Your employee contributions, Agency/Service Automatic (1%) Contributions, and Agency/Service Matching Contributions, as well as loan payments and transfers from other eligible retirement plans, are all used to purchase shares in each TSP fund based on your contribution allocation.
For example, if your employee contribution each pay period is $100 and you have elected to invest in one TSP fund, $100 will be used to purchase shares in that fund. The calculation is done the same way if you’re eligible for Agency/Service Automatic (1%) Contributions and Agency/Service Matching Contributions.
The number of shares purchased by each contribution source is calculated by dividing the contribution ($100 in the above example) by the applicable share price. The number of shares purchased is then rounded to four decimal places.
When you borrow or withdraw from your TSP account, the shares are sold from your account at the applicable share price. The number of shares sold is calculated by dividing the amount required from each fund/source combination by the share price for that fund. The result is rounded to four decimal places.
On some days, the percentage change in the I Fund share price that we report can be significantly different from the percentage change reported for the MSCI EAFE (Europe, Australasia, Far East) Index, which the I Fund tracks.
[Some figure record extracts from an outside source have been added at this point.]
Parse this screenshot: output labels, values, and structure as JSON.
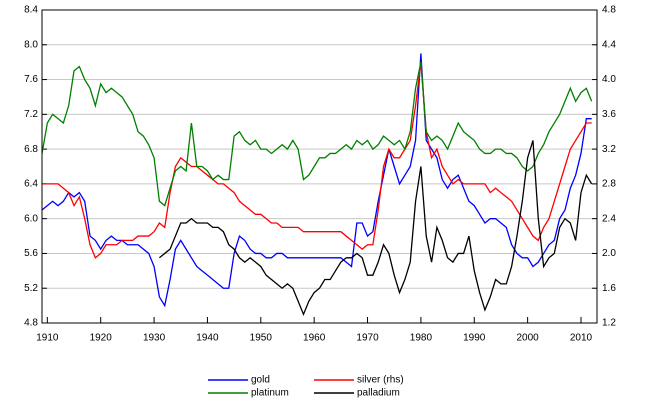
{
  "chart_data": {
    "type": "line",
    "x": [
      1909,
      1910,
      1911,
      1912,
      1913,
      1914,
      1915,
      1916,
      1917,
      1918,
      1919,
      1920,
      1921,
      1922,
      1923,
      1924,
      1925,
      1926,
      1927,
      1928,
      1929,
      1930,
      1931,
      1932,
      1933,
      1934,
      1935,
      1936,
      1937,
      1938,
      1939,
      1940,
      1941,
      1942,
      1943,
      1944,
      1945,
      1946,
      1947,
      1948,
      1949,
      1950,
      1951,
      1952,
      1953,
      1954,
      1955,
      1956,
      1957,
      1958,
      1959,
      1960,
      1961,
      1962,
      1963,
      1964,
      1965,
      1966,
      1967,
      1968,
      1969,
      1970,
      1971,
      1972,
      1973,
      1974,
      1975,
      1976,
      1977,
      1978,
      1979,
      1980,
      1981,
      1982,
      1983,
      1984,
      1985,
      1986,
      1987,
      1988,
      1989,
      1990,
      1991,
      1992,
      1993,
      1994,
      1995,
      1996,
      1997,
      1998,
      1999,
      2000,
      2001,
      2002,
      2003,
      2004,
      2005,
      2006,
      2007,
      2008,
      2009,
      2010,
      2011,
      2012
    ],
    "series": [
      {
        "name": "gold",
        "color": "#0000ff",
        "axis": "y",
        "values": [
          6.1,
          6.15,
          6.2,
          6.15,
          6.2,
          6.3,
          6.25,
          6.3,
          6.2,
          5.8,
          5.75,
          5.65,
          5.75,
          5.8,
          5.75,
          5.75,
          5.7,
          5.7,
          5.7,
          5.65,
          5.6,
          5.45,
          5.1,
          5.0,
          5.3,
          5.65,
          5.75,
          5.65,
          5.55,
          5.45,
          5.4,
          5.35,
          5.3,
          5.25,
          5.2,
          5.2,
          5.6,
          5.8,
          5.75,
          5.65,
          5.6,
          5.6,
          5.55,
          5.55,
          5.6,
          5.6,
          5.55,
          5.55,
          5.55,
          5.55,
          5.55,
          5.55,
          5.55,
          5.55,
          5.55,
          5.55,
          5.55,
          5.5,
          5.45,
          5.95,
          5.95,
          5.8,
          5.85,
          6.2,
          6.5,
          6.8,
          6.6,
          6.4,
          6.5,
          6.6,
          6.9,
          7.9,
          6.9,
          6.8,
          6.7,
          6.45,
          6.35,
          6.45,
          6.5,
          6.35,
          6.2,
          6.15,
          6.05,
          5.95,
          6.0,
          6.0,
          5.95,
          5.9,
          5.7,
          5.6,
          5.55,
          5.55,
          5.45,
          5.5,
          5.6,
          5.7,
          5.75,
          6.0,
          6.1,
          6.35,
          6.5,
          6.75,
          7.15,
          7.15
        ]
      },
      {
        "name": "silver (rhs)",
        "color": "#ff0000",
        "axis": "y2",
        "values": [
          2.8,
          2.8,
          2.8,
          2.8,
          2.75,
          2.7,
          2.55,
          2.65,
          2.4,
          2.1,
          1.95,
          2.0,
          2.1,
          2.1,
          2.1,
          2.15,
          2.15,
          2.15,
          2.2,
          2.2,
          2.2,
          2.25,
          2.35,
          2.3,
          2.7,
          3.0,
          3.1,
          3.05,
          3.0,
          3.0,
          2.95,
          2.9,
          2.85,
          2.8,
          2.8,
          2.75,
          2.7,
          2.6,
          2.55,
          2.5,
          2.45,
          2.45,
          2.4,
          2.35,
          2.35,
          2.3,
          2.3,
          2.3,
          2.3,
          2.25,
          2.25,
          2.25,
          2.25,
          2.25,
          2.25,
          2.25,
          2.25,
          2.2,
          2.15,
          2.1,
          2.05,
          2.1,
          2.1,
          2.5,
          3.0,
          3.2,
          3.1,
          3.1,
          3.2,
          3.3,
          3.7,
          4.2,
          3.4,
          3.1,
          3.2,
          3.0,
          2.9,
          2.8,
          2.85,
          2.8,
          2.8,
          2.8,
          2.8,
          2.8,
          2.7,
          2.75,
          2.7,
          2.65,
          2.6,
          2.5,
          2.4,
          2.3,
          2.2,
          2.15,
          2.3,
          2.4,
          2.6,
          2.8,
          3.0,
          3.2,
          3.3,
          3.4,
          3.5,
          3.5
        ]
      },
      {
        "name": "platinum",
        "color": "#008000",
        "axis": "y",
        "values": [
          6.75,
          7.1,
          7.2,
          7.15,
          7.1,
          7.3,
          7.7,
          7.75,
          7.6,
          7.5,
          7.3,
          7.55,
          7.45,
          7.5,
          7.45,
          7.4,
          7.3,
          7.2,
          7.0,
          6.95,
          6.85,
          6.7,
          6.2,
          6.15,
          6.35,
          6.55,
          6.6,
          6.55,
          7.1,
          6.6,
          6.6,
          6.55,
          6.45,
          6.5,
          6.45,
          6.45,
          6.95,
          7.0,
          6.9,
          6.85,
          6.9,
          6.8,
          6.8,
          6.75,
          6.8,
          6.85,
          6.8,
          6.9,
          6.8,
          6.45,
          6.5,
          6.6,
          6.7,
          6.7,
          6.75,
          6.75,
          6.8,
          6.85,
          6.8,
          6.9,
          6.85,
          6.9,
          6.8,
          6.85,
          6.95,
          6.9,
          6.85,
          6.9,
          6.8,
          7.0,
          7.5,
          7.8,
          7.0,
          6.9,
          6.95,
          6.9,
          6.8,
          6.95,
          7.1,
          7.0,
          6.95,
          6.9,
          6.8,
          6.75,
          6.75,
          6.8,
          6.8,
          6.75,
          6.75,
          6.7,
          6.6,
          6.55,
          6.6,
          6.75,
          6.85,
          7.0,
          7.1,
          7.2,
          7.35,
          7.5,
          7.35,
          7.45,
          7.5,
          7.35
        ]
      },
      {
        "name": "palladium",
        "color": "#000000",
        "axis": "y",
        "values": [
          null,
          null,
          null,
          null,
          null,
          null,
          null,
          null,
          null,
          null,
          null,
          null,
          null,
          null,
          null,
          null,
          null,
          null,
          null,
          null,
          null,
          null,
          5.55,
          5.6,
          5.65,
          5.8,
          5.95,
          5.95,
          6.0,
          5.95,
          5.95,
          5.95,
          5.9,
          5.9,
          5.85,
          5.7,
          5.65,
          5.55,
          5.5,
          5.55,
          5.5,
          5.45,
          5.35,
          5.3,
          5.25,
          5.2,
          5.25,
          5.2,
          5.05,
          4.9,
          5.05,
          5.15,
          5.2,
          5.3,
          5.3,
          5.4,
          5.5,
          5.55,
          5.55,
          5.6,
          5.55,
          5.35,
          5.35,
          5.5,
          5.7,
          5.6,
          5.35,
          5.15,
          5.3,
          5.5,
          6.2,
          6.6,
          5.8,
          5.5,
          5.9,
          5.75,
          5.55,
          5.5,
          5.6,
          5.6,
          5.8,
          5.4,
          5.15,
          4.95,
          5.1,
          5.3,
          5.25,
          5.25,
          5.45,
          5.8,
          6.2,
          6.7,
          6.9,
          6.0,
          5.45,
          5.55,
          5.6,
          5.9,
          6.0,
          5.95,
          5.75,
          6.3,
          6.5,
          6.4
        ]
      }
    ],
    "xlim": [
      1909,
      2013
    ],
    "xticks": [
      1910,
      1920,
      1930,
      1940,
      1950,
      1960,
      1970,
      1980,
      1990,
      2000,
      2010
    ],
    "ylim": [
      4.8,
      8.4
    ],
    "yticks": [
      4.8,
      5.2,
      5.6,
      {
        "value": 6.0,
        "label": "6.0"
      },
      6.4,
      6.8,
      7.2,
      7.6,
      {
        "value": 8.0,
        "label": "8.0"
      },
      8.4
    ],
    "y2lim": [
      1.2,
      4.8
    ],
    "y2ticks": [
      1.2,
      1.6,
      {
        "value": 2.0,
        "label": "2.0"
      },
      2.4,
      2.8,
      3.2,
      3.6,
      {
        "value": 4.0,
        "label": "4.0"
      },
      4.4,
      4.8
    ],
    "grid": true,
    "legend": "bottom"
  }
}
These differences usually occur when our investment manager finds it necessary to reprice its EAFE Equity Index Fund, in which we invest, to reflect changes that happen after international markets close.
This adjustment process, known as “fair valuation” or “fair value pricing”, occurs when there are U.S. market or currency movements between the time international markets close and 4:00 p.m., eastern time, when the EAFE Equity Index Fund share prices are determined. International markets around the world close in different time zones.
For example, the Far East markets close at 3:00 a.m., Eastern time. If there is a major event afterwards—whether a natural disaster or even a major U.S. market swing that affects the pricing of the stocks in the EAFE Equity Index Fund—without fair value pricing, that event’s impact on share pricing would be ignored. That is, the price information from the international markets can become “stale”, or out of date, by the close of the U.S. markets at 4:00 p.m., Eastern time—a full 13 hours later. Without fair value pricing, market timers could buy the I Fund and sell their holdings on the following day in order to benefit from the “stale” pricing. They would accomplish this transaction at the expense of other investors in the fund.
Fair value pricing ensures that traders do not benefit from trading on stale prices. It prevents traders from using events that may have occurred between the close of international markets and the close of the U.S. market, which may have affected EAFE Index Fund prices, to achieve an unfair trading and profit advantage at the expense of long-term shareholders.